Amalia Pica
STRANGERS ON COMMON LAND
In Strangers on Common Land Amalia Pica uses overlapping sheets of paper to create a temporary mural that extends the gallery into a hazy, almost dream-like space. Her intentionally pixelated resolution creates a soft image, and watercolor highlights a string of flags held by two figures, adding color to the muted landscape. What are we to make of this gesture? While bunting often marks festive or patriotic occasions, these figures stand passively, both separated and connected by the flags they hold. In order to maintain the supposedly celebratory gesture, they must stay apart rather than closing the distance between them.
ON VIEW
Strangers on Common Land, 2012. A3 photocopied paper and watercolor. Collection of James Keith Brown and Eric Diefenbach, New York
LOCATION
Gallery 3
“I feel that often as artists we have a desire to have a voice, for civic participation. And the complexity of political landscapes is for me the new sublime. It is hard not to feel voiceless or overwhelmed when thinking about how to make a better place of this world.” —Amalia Pica
WHAT MOTIVATES YOU AS AN ARTIST?
I think art is a way of resisting the lack of meaning in things and also celebrating the world and its absurdity. I am sort of drawn to art as an exercise in meaning making. I guess we all strive to live meaningfully and art is great practice.
DO YOU BELIEVE ART HAS SOCIALLY TRANSFORMATIVE POWER?
I think this is a lifetime question. I think art alone cannot achieve change, but one never encounters art in isolation.
So I believe that as part of a broader cultural reality art can transform things.
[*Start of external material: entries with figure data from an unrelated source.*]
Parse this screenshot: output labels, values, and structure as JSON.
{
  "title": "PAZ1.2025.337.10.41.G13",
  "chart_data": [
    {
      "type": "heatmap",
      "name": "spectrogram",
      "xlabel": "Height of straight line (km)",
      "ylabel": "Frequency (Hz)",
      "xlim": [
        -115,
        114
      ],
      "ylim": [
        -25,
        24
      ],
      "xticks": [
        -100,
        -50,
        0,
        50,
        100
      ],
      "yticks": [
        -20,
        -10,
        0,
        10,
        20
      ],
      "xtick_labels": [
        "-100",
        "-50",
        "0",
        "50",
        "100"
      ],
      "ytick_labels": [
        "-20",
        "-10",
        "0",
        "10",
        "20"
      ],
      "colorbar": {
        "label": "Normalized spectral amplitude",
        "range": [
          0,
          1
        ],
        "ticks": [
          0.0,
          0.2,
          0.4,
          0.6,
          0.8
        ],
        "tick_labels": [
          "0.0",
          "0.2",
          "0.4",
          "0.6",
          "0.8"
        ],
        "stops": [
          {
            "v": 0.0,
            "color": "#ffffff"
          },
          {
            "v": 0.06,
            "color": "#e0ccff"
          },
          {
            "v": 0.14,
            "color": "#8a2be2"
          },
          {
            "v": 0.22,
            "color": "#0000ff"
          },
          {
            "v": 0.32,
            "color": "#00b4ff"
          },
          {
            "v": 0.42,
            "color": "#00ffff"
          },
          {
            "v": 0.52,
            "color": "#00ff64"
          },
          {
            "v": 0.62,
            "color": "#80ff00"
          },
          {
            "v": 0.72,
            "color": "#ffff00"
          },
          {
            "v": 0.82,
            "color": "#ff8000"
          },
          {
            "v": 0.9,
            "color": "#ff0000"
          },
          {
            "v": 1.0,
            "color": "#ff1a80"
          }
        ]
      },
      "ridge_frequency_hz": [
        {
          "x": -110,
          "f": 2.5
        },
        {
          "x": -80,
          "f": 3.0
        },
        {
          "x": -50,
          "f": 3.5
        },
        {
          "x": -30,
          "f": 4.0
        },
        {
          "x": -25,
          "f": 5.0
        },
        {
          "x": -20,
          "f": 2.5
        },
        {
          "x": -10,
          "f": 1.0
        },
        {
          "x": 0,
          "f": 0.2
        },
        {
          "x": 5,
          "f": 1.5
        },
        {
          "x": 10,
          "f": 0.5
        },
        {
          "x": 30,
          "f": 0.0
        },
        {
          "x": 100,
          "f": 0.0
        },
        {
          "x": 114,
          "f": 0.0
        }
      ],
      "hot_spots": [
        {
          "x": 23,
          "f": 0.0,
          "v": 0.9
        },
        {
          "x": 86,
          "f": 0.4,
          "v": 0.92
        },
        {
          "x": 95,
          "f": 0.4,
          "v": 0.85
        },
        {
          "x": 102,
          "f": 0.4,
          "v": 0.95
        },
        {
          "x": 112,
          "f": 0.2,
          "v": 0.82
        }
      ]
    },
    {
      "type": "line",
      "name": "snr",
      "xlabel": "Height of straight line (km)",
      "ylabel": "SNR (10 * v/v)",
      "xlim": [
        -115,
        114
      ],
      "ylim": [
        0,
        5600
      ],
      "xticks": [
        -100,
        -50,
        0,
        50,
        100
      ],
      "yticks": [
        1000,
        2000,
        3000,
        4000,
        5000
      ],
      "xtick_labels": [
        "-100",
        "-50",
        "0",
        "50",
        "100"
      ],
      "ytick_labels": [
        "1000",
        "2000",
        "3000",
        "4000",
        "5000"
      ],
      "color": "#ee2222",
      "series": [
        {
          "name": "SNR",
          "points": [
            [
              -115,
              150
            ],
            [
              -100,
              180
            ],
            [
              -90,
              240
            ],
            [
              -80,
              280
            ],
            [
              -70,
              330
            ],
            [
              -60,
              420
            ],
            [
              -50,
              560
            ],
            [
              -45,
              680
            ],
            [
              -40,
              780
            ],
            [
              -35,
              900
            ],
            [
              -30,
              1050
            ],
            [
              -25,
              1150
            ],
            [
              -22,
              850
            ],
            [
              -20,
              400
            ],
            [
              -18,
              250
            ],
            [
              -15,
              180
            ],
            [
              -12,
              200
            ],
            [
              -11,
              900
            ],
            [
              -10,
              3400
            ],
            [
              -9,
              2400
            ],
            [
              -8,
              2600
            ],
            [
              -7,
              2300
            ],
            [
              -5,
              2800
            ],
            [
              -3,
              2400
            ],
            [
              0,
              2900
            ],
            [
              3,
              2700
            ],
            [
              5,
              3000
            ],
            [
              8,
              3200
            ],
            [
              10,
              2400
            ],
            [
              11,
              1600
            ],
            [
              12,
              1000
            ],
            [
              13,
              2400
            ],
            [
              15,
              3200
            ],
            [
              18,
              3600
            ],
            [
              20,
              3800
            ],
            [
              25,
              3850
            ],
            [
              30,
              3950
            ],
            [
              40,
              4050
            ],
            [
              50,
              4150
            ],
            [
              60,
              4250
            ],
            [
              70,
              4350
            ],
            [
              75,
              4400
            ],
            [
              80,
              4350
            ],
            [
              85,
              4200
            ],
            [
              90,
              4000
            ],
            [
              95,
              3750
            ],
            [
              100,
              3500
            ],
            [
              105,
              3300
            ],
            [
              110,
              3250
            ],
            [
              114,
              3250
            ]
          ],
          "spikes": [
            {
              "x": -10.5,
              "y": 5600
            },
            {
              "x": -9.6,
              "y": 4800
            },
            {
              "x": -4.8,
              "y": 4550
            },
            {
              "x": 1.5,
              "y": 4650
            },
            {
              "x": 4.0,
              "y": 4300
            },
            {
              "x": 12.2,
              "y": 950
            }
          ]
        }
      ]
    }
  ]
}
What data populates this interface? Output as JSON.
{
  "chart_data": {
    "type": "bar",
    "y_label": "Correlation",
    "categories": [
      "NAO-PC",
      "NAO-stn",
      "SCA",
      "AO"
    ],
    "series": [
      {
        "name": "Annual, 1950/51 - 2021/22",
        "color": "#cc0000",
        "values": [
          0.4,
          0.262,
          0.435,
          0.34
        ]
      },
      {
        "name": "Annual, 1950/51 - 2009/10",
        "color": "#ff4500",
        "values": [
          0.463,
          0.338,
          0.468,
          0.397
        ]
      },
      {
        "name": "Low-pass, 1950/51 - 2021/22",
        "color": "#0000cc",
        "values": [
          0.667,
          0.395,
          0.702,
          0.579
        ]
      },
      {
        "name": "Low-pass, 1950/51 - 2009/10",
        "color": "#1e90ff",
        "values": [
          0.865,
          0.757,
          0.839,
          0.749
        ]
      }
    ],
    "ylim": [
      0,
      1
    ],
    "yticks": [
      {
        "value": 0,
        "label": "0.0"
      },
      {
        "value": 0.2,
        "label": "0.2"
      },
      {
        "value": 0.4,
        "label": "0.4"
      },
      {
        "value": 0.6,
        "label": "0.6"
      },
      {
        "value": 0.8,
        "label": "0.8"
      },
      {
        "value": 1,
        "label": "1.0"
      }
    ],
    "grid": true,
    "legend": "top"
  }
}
There are great examples in history where an artwork took agency but I believe this is also tied to historical contingency. To me it is important to think this is always about to happen.
Born 1978, Neuquén, Argentina; Lives and works in London, UK
Amalia Pica is a conceptual artist who explores metaphor, communication, and civic participation through multimedia installations incorporating sculpture, installation, photograph, projection, and live performance. Pica’s work critiques language, the human desire to be understood, and confronts the failures, gaps, and imperfections in interpersonal communication.
Pica received her BA from Escuela Nacional de Bellas Artes in Buenos Aires, Argentina. Select solo exhibitions: Centre d’Art Contemporain in Rennes, France (2014); Museo Nacional de Bellas Artes in Neuquén, Argentina (2013); Museum of Contemporary Art in Chicago, Illinois (2013); MIT List Visual Arts Center in Cambridge, Massachusetts (2013); Kunsthalle Sankt Gallen in Switzerland (2012); and University of Michigan Museum of Art in Ann Arbor, Michigan (2011). Select group exhibitions: Centre Pompidou in Paris, France (2015); The Jewish Museum (2015); Institute of Contemporary Art, Maine College of Art (2014); Solomon R. Guggenheim Museum (2014); Berkeley Art Museum and Pacific Film Archive (2012); and 54th Venice Biennale in Venice, Italy (2011). Select awards: Cisneros Fontanals Foundationʼs Grants & Commissions Program (2011); Art Rotterdam, Illy Prize (2007). Collections include: Los Angeles County Museum of Art, the Museum of Modern Art, New York, Solomon R. Guggenheim Museum, New York.